The role of reactive phosphate species in the abatement of micropollutants by activated peroxymonosulfate in the treatment of phosphate-rich wastewater

Abstract

This study investigated the mechanisms of forming reactive species to degrade micropollutants through the activation of peroxymonosulfate (PMS) by phosphate, a prevalent ion in wastewater. Considering the density functional theory results, the formation of hydrogen bonds between phosphate and PMS molecules might be the crucial step in the overall reactions, which prefers producing ^⋅OH and reactive phosphate species (RPS, namely H₂PO₄^⋅, HPO₄^⋅-, and PO₄^⋅2-) to yielding SO₄^⋅-. Besides, in the phosphate (5 mM)/PMS system at pH = 8, HPO₄^⋅- was modeled to be the dominant radical with a steady-state concentration of 3.6 × 10^-12 M, which was 666 and 773 times higher than those of ^⋅OH and SO₄^⋅-. The contributions of ¹O₂, ^⋅OH, SO₄^⋅-, and RPS to the micropollutant decomposition in phosphate/PMS were studied, and RPS were found to be selective for micropollutants with electron-donating moieties (such as phenolic and aniline groups). Additionally, the degradation pathways of bisphenol A, diclofenac, ibuprofen, and atrazine in phosphate/PMS were proposed according to the detected transformation products.

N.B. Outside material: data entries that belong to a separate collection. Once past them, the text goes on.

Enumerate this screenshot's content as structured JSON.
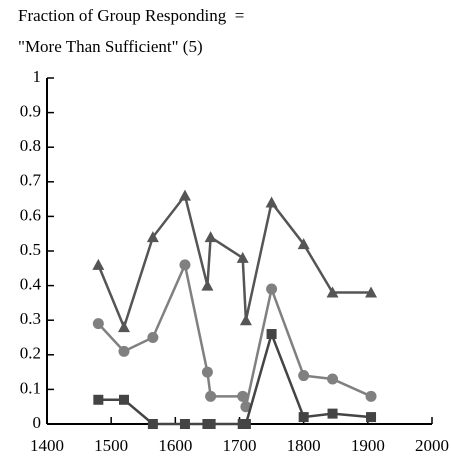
{
  "chart_data": {
    "type": "line",
    "title": [
      "Fraction of Group Responding  =",
      "\"More Than Sufficient\" (5)"
    ],
    "x": [
      1480,
      1520,
      1565,
      1615,
      1650,
      1655,
      1705,
      1710,
      1750,
      1800,
      1845,
      1905
    ],
    "series": [
      {
        "color": "#555555",
        "marker": "triangle",
        "values": [
          0.46,
          0.28,
          0.54,
          0.66,
          0.4,
          0.54,
          0.48,
          0.3,
          0.64,
          0.52,
          0.38,
          0.38
        ]
      },
      {
        "color": "#808080",
        "marker": "circle",
        "values": [
          0.29,
          0.21,
          0.25,
          0.46,
          0.15,
          0.08,
          0.08,
          0.05,
          0.39,
          0.14,
          0.13,
          0.08
        ]
      },
      {
        "color": "#444444",
        "marker": "square",
        "values": [
          0.07,
          0.07,
          0,
          0,
          0,
          0,
          0,
          0,
          0.26,
          0.02,
          0.03,
          0.02
        ]
      }
    ],
    "xlim": [
      1400,
      2000
    ],
    "xticks": [
      1400,
      1500,
      1600,
      1700,
      1800,
      1900,
      2000
    ],
    "ylim": [
      0,
      1
    ],
    "yticks": [
      0,
      0.1,
      0.2,
      0.3,
      0.4,
      0.5,
      0.6,
      0.7,
      0.8,
      0.9,
      1
    ]
  }
}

Cytotoxicity analysis was carried out to evaluate the potential environmental impacts resulting from the degradation of micropollutants by phosphate/PMS. This study confirmed the significance of RPS for micropollutant degradation during PMS-based treatment in phosphate-rich scenarios.

Keywords: Hydroxyl radical; Peroxymonosulfate; Reactive phosphate species; Sulfate radicals; Wastewater treatment.